W wakacje – jeśli je mamy – staramy się odpocząć od pracy, od rutyny codzienności, zmienić perspektywę. To czas na złapanie dystansu do pracy, do naszego życia, do tego, co robimy na co dzień. Czasem z takiego urlopu wracamy z postanowieniem zmiany: postaram się więcej czasu poświęcać sobie, zacznę ćwiczyć, będę lepszą… (tu można wpisać, zależnie od potrzeb: matką/partnerką/ojcem/mężem/chłopakiem/przyjaciółką), zmienię zawód, zmienię pracę, zmienię życie. Czasem w tych fantazjach płyniemy daleko, czasem są pretekstem do drobnych, ale istotnych przesunięć środka ciężkości w naszym życiu. Ale czy zawsze warto zmieniać? A jeśli tak, to co? I jak? Oraz, jeśli nie zmiana przez duże „z”, to może zmiana jakości, niewielka, ale znacząca? O tym, co i jak zmieniać i czy warto uciekać w Bieszczady, rozmawiam z Anną Matusiak-Wekierą.
Katarzyna Kazimierowska: Aniu, kiedy o tobie usłyszałam, powiedziano mi, że jesteś panią od medytacji, którą można wykonać nawet w toalecie.

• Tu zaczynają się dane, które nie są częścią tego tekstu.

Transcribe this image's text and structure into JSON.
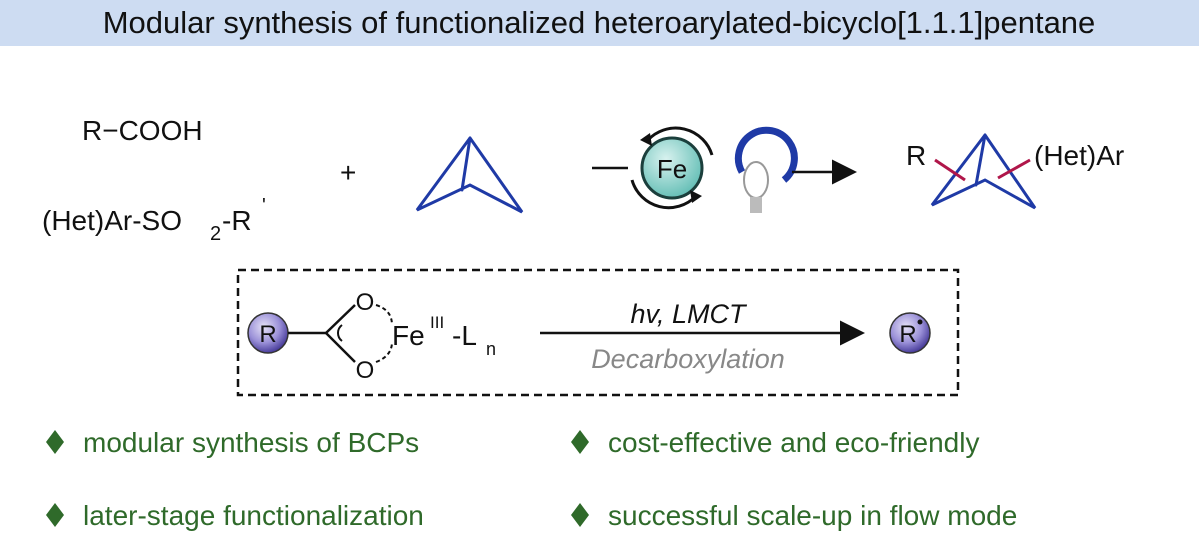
{
  "header": {
    "title": "Modular synthesis of functionalized heteroarylated-bicyclo[1.1.1]pentane"
  },
  "reaction": {
    "reagent1": "R−COOH",
    "plus": "+",
    "reagent2": [
      "(Het)Ar-SO",
      "2",
      "-R",
      "'"
    ],
    "catalyst": "Fe",
    "product": {
      "r_group": "R",
      "aryl": "(Het)Ar"
    }
  },
  "mechanism": {
    "r_group": "R",
    "oxygen_top": "O",
    "oxygen_bottom": "O",
    "iron": [
      "Fe",
      "III",
      "-L",
      "n"
    ],
    "conditions": "hv, LMCT",
    "process": "Decarboxylation",
    "radical": "R"
  },
  "features": [
    "modular synthesis of BCPs",
    "cost-effective and eco-friendly",
    "later-stage functionalization",
    "successful scale-up in flow mode"
  ]
}
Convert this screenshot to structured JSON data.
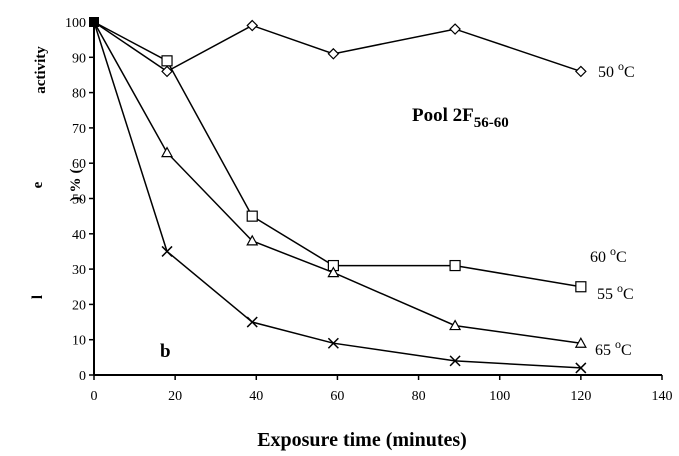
{
  "chart_data": {
    "type": "line",
    "title": "",
    "xlabel": "Exposure time (minutes)",
    "ylabel_fragments": [
      "activity",
      "e",
      "(",
      "%",
      ")",
      "l"
    ],
    "annotation": "Pool 2F",
    "annotation_sub": "56-60",
    "panel_label": "b",
    "xlim": [
      0,
      140
    ],
    "ylim": [
      0,
      100
    ],
    "x_ticks": [
      "0",
      "20",
      "40",
      "60",
      "80",
      "100",
      "120",
      "140"
    ],
    "y_ticks": [
      "0",
      "10",
      "20",
      "30",
      "40",
      "50",
      "60",
      "70",
      "80",
      "90",
      "100"
    ],
    "grid": false,
    "series": [
      {
        "label": "50 °C",
        "marker": "diamond",
        "x": [
          0,
          18,
          39,
          59,
          89,
          120
        ],
        "y": [
          100,
          86,
          99,
          91,
          98,
          86
        ]
      },
      {
        "label": "60 °C",
        "marker": "square",
        "x": [
          0,
          18,
          39,
          59,
          89,
          120
        ],
        "y": [
          100,
          89,
          45,
          31,
          31,
          25
        ]
      },
      {
        "label": "55 °C",
        "marker": "triangle",
        "x": [
          0,
          18,
          39,
          59,
          89,
          120
        ],
        "y": [
          100,
          63,
          38,
          29,
          14,
          9
        ]
      },
      {
        "label": "65 °C",
        "marker": "cross",
        "x": [
          0,
          18,
          39,
          59,
          89,
          120
        ],
        "y": [
          100,
          35,
          15,
          9,
          4,
          2
        ]
      }
    ]
  }
}
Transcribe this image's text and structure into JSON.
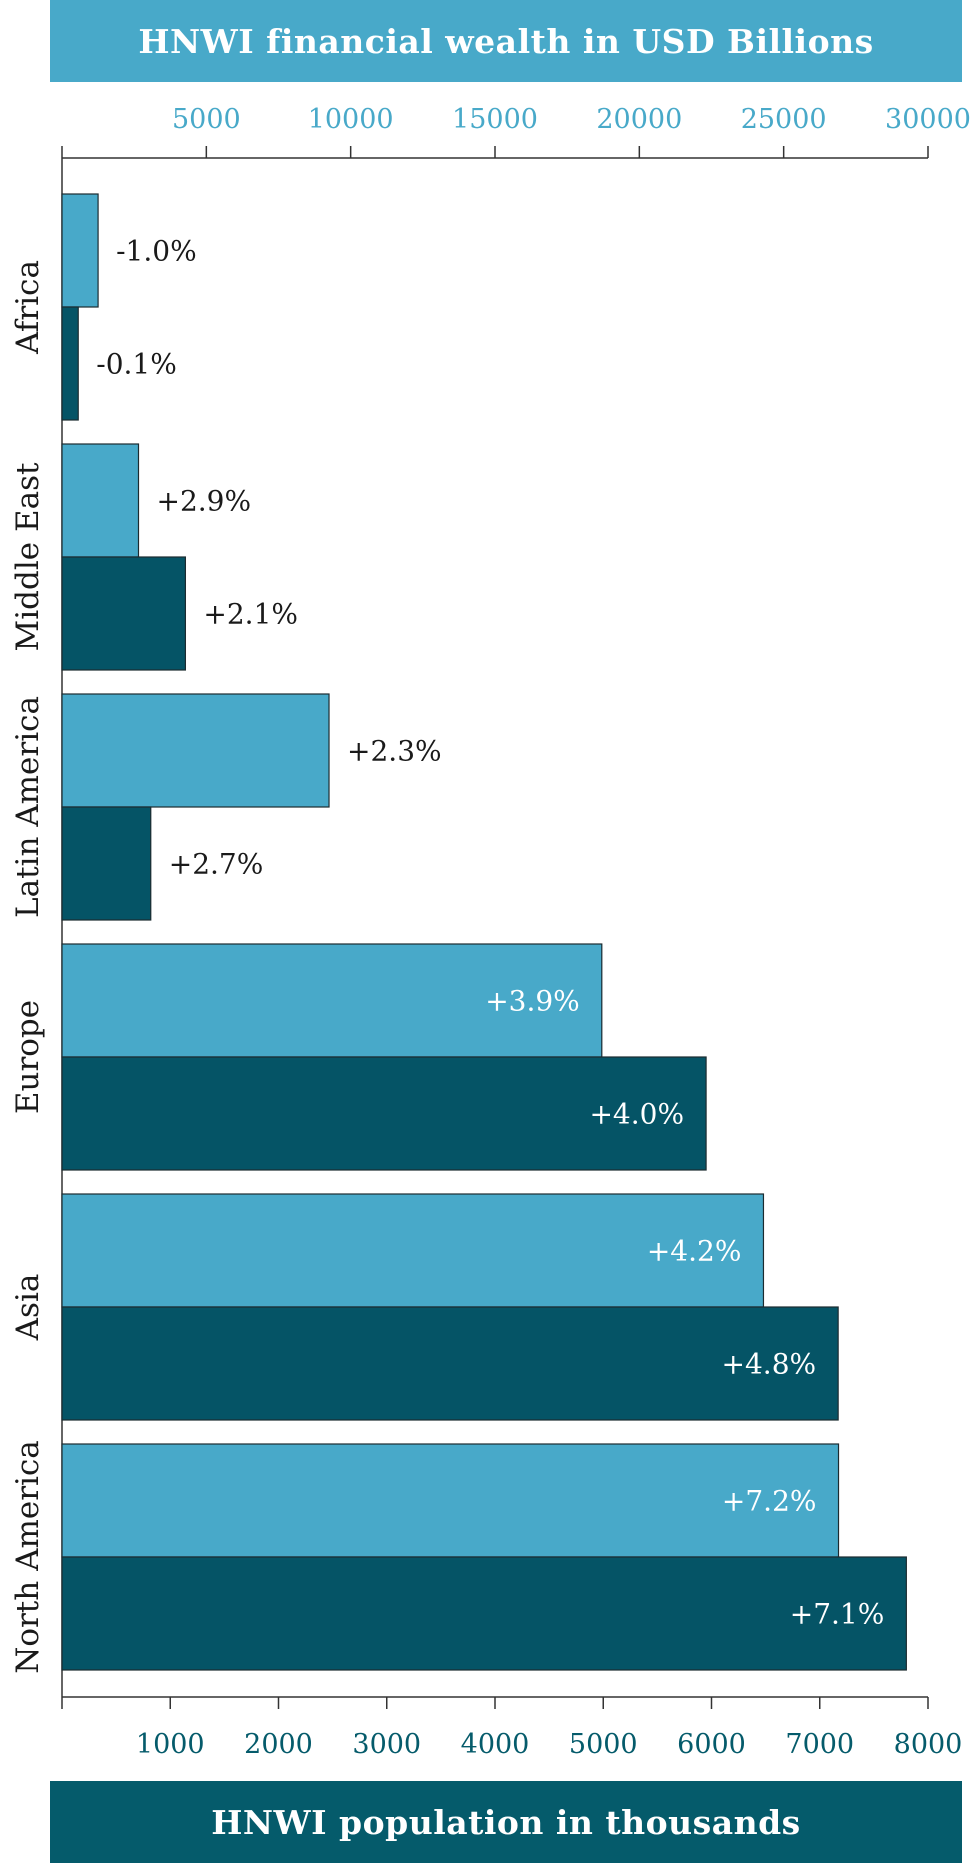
{
  "chart_data": {
    "type": "bar",
    "orientation": "horizontal",
    "top_axis_title": "HNWI financial wealth in USD Billions",
    "bottom_axis_title": "HNWI population in thousands",
    "top_axis": {
      "range": [
        0,
        30000
      ],
      "ticks": [
        "5000",
        "10000",
        "15000",
        "20000",
        "25000",
        "30000"
      ],
      "tick_values": [
        5000,
        10000,
        15000,
        20000,
        25000,
        30000
      ]
    },
    "bottom_axis": {
      "range": [
        0,
        8000
      ],
      "ticks": [
        "1000",
        "2000",
        "3000",
        "4000",
        "5000",
        "6000",
        "7000",
        "8000"
      ],
      "tick_values": [
        1000,
        2000,
        3000,
        4000,
        5000,
        6000,
        7000,
        8000
      ]
    },
    "categories": [
      "Africa",
      "Middle East",
      "Latin America",
      "Europe",
      "Asia",
      "North America"
    ],
    "series": [
      {
        "axis": "top",
        "color": "#48a9c9",
        "values": [
          1250,
          2650,
          9250,
          18700,
          24300,
          26900
        ],
        "labels": [
          "-1.0%",
          "+2.9%",
          "+2.3%",
          "+3.9%",
          "+4.2%",
          "+7.2%"
        ]
      },
      {
        "axis": "bottom",
        "color": "#055466",
        "values": [
          150,
          1140,
          820,
          5950,
          7170,
          7800
        ],
        "labels": [
          "-0.1%",
          "+2.1%",
          "+2.7%",
          "+4.0%",
          "+4.8%",
          "+7.1%"
        ]
      }
    ],
    "colors": {
      "top_axis_text": "#48a9c9",
      "bottom_axis_text": "#055b6b",
      "axis_line": "#333333",
      "label_dark": "#1a1a1a",
      "label_light": "#ffffff"
    },
    "grid": false,
    "legend": "none"
  }
}
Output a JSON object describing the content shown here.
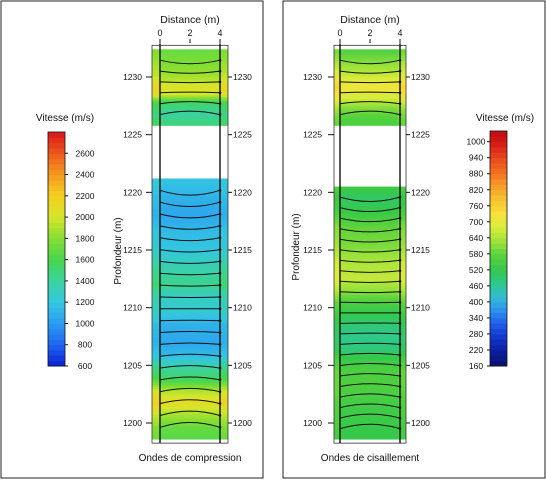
{
  "chart_data": [
    {
      "type": "heatmap",
      "xlabel": "Distance (m)",
      "ylabel": "Profondeur (m)",
      "caption": "Ondes de compression",
      "x_ticks": [
        0,
        2,
        4
      ],
      "y_ticks": [
        1230,
        1225,
        1220,
        1215,
        1210,
        1205,
        1200
      ],
      "xlim": [
        0,
        4
      ],
      "ylim": [
        1198.6,
        1232.4
      ],
      "boreholes_x": [
        0,
        4
      ],
      "colorbar": {
        "title": "Vitesse (m/s)",
        "ticks": [
          600,
          800,
          1000,
          1200,
          1400,
          1600,
          1800,
          2000,
          2200,
          2400,
          2600
        ],
        "range": [
          600,
          2800
        ],
        "colors": [
          "#0b1fd4",
          "#1e64f0",
          "#2a9cf2",
          "#34c6e0",
          "#3ad2a0",
          "#46d64e",
          "#86de32",
          "#d4e62a",
          "#f4d020",
          "#f59a1f",
          "#ee5a1a",
          "#d9151a"
        ]
      },
      "zones": [
        {
          "top": 1232.4,
          "bottom": 1225.8,
          "profile": [
            [
              1232.4,
              1700
            ],
            [
              1231.6,
              1750
            ],
            [
              1230.2,
              1850
            ],
            [
              1229.0,
              2050
            ],
            [
              1228.5,
              2000
            ],
            [
              1227.8,
              1550
            ],
            [
              1226.8,
              1400
            ],
            [
              1225.8,
              1500
            ]
          ]
        },
        {
          "top": 1221.2,
          "bottom": 1198.6,
          "profile": [
            [
              1221.2,
              1200
            ],
            [
              1219.5,
              1100
            ],
            [
              1218.0,
              1050
            ],
            [
              1216.5,
              1150
            ],
            [
              1215.0,
              1200
            ],
            [
              1213.5,
              1350
            ],
            [
              1212.0,
              1450
            ],
            [
              1211.0,
              1300
            ],
            [
              1209.8,
              1250
            ],
            [
              1208.5,
              1100
            ],
            [
              1207.0,
              1050
            ],
            [
              1205.8,
              1150
            ],
            [
              1204.8,
              1400
            ],
            [
              1203.8,
              1550
            ],
            [
              1202.8,
              1900
            ],
            [
              1201.8,
              2100
            ],
            [
              1200.8,
              1900
            ],
            [
              1199.6,
              1700
            ],
            [
              1198.6,
              1650
            ]
          ]
        }
      ],
      "raypaths": [
        {
          "top": 1232.4,
          "bottom": 1225.8,
          "n": 6
        },
        {
          "top": 1221.2,
          "bottom": 1198.6,
          "n": 21
        }
      ]
    },
    {
      "type": "heatmap",
      "xlabel": "Distance (m)",
      "ylabel": "Profondeur (m)",
      "caption": "Ondes de cisaillement",
      "x_ticks": [
        0,
        2,
        4
      ],
      "y_ticks": [
        1230,
        1225,
        1220,
        1215,
        1210,
        1205,
        1200
      ],
      "xlim": [
        0,
        4
      ],
      "ylim": [
        1198.6,
        1232.4
      ],
      "boreholes_x": [
        0,
        4
      ],
      "colorbar": {
        "title": "Vitesse (m/s)",
        "ticks": [
          160,
          220,
          280,
          340,
          400,
          460,
          520,
          580,
          640,
          700,
          760,
          820,
          880,
          940,
          1000
        ],
        "range": [
          160,
          1040
        ],
        "colors": [
          "#08126a",
          "#0a1d9a",
          "#1232c8",
          "#1f5ae8",
          "#2e90f0",
          "#30bcd6",
          "#2ec88a",
          "#35c84a",
          "#58d23e",
          "#9ae23a",
          "#d8ec3a",
          "#f6e23a",
          "#f7c530",
          "#f59e28",
          "#f27222",
          "#ea4a1d",
          "#d81e18",
          "#c00c12"
        ]
      },
      "zones": [
        {
          "top": 1232.4,
          "bottom": 1225.8,
          "profile": [
            [
              1232.4,
              560
            ],
            [
              1231.5,
              600
            ],
            [
              1230.2,
              660
            ],
            [
              1229.2,
              720
            ],
            [
              1228.2,
              680
            ],
            [
              1227.2,
              600
            ],
            [
              1226.2,
              560
            ],
            [
              1225.8,
              560
            ]
          ]
        },
        {
          "top": 1220.5,
          "bottom": 1198.6,
          "profile": [
            [
              1220.5,
              540
            ],
            [
              1219.5,
              500
            ],
            [
              1218.5,
              520
            ],
            [
              1217.0,
              580
            ],
            [
              1215.5,
              600
            ],
            [
              1214.0,
              640
            ],
            [
              1212.5,
              660
            ],
            [
              1211.5,
              620
            ],
            [
              1210.5,
              560
            ],
            [
              1209.5,
              520
            ],
            [
              1208.5,
              490
            ],
            [
              1207.5,
              470
            ],
            [
              1206.5,
              480
            ],
            [
              1205.5,
              530
            ],
            [
              1204.5,
              560
            ],
            [
              1203.0,
              560
            ],
            [
              1201.5,
              540
            ],
            [
              1200.0,
              530
            ],
            [
              1198.6,
              520
            ]
          ]
        }
      ],
      "raypaths": [
        {
          "top": 1232.4,
          "bottom": 1225.8,
          "n": 6
        },
        {
          "top": 1220.5,
          "bottom": 1198.6,
          "n": 23
        }
      ]
    }
  ]
}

Anna Matusiak-Wekiera: To zabawne, że ta krótka praktyka medytacyjna, której pełna nazwa brzmi Trzyminutowa przerwa na oddech funkcjonuje już powoli w szerszej świadomości jako praktyka toaletowa. Tak, to prawda, tę minimedytację możemy wykonać, mając do dyspozycji dość ograniczone warunki. Uważam, że przerwa w spotkaniu, przerwa śniadaniowa, podróż tramwajem lub taksówką albo wspomniane wyjście do toalety to wystarczające okoliczności, aby uspokoić umysł.
W tym roku w ramach cyklu Pokój na Lato przy Muzeum Powstania Warszawskiego opowiadasz o praktyce uważności. Na czym polegają te spotkania?
Przychodzą na nie osoby, które szukają dla siebie czegoś nowego, narzędzia lub metody, która wesprze je w trudnych lub wymagających chwilach życia. Moją intencją jest inspirowanie i zachęcanie do tego, aby próbować, sprawdzać i poszukiwać na własną rękę.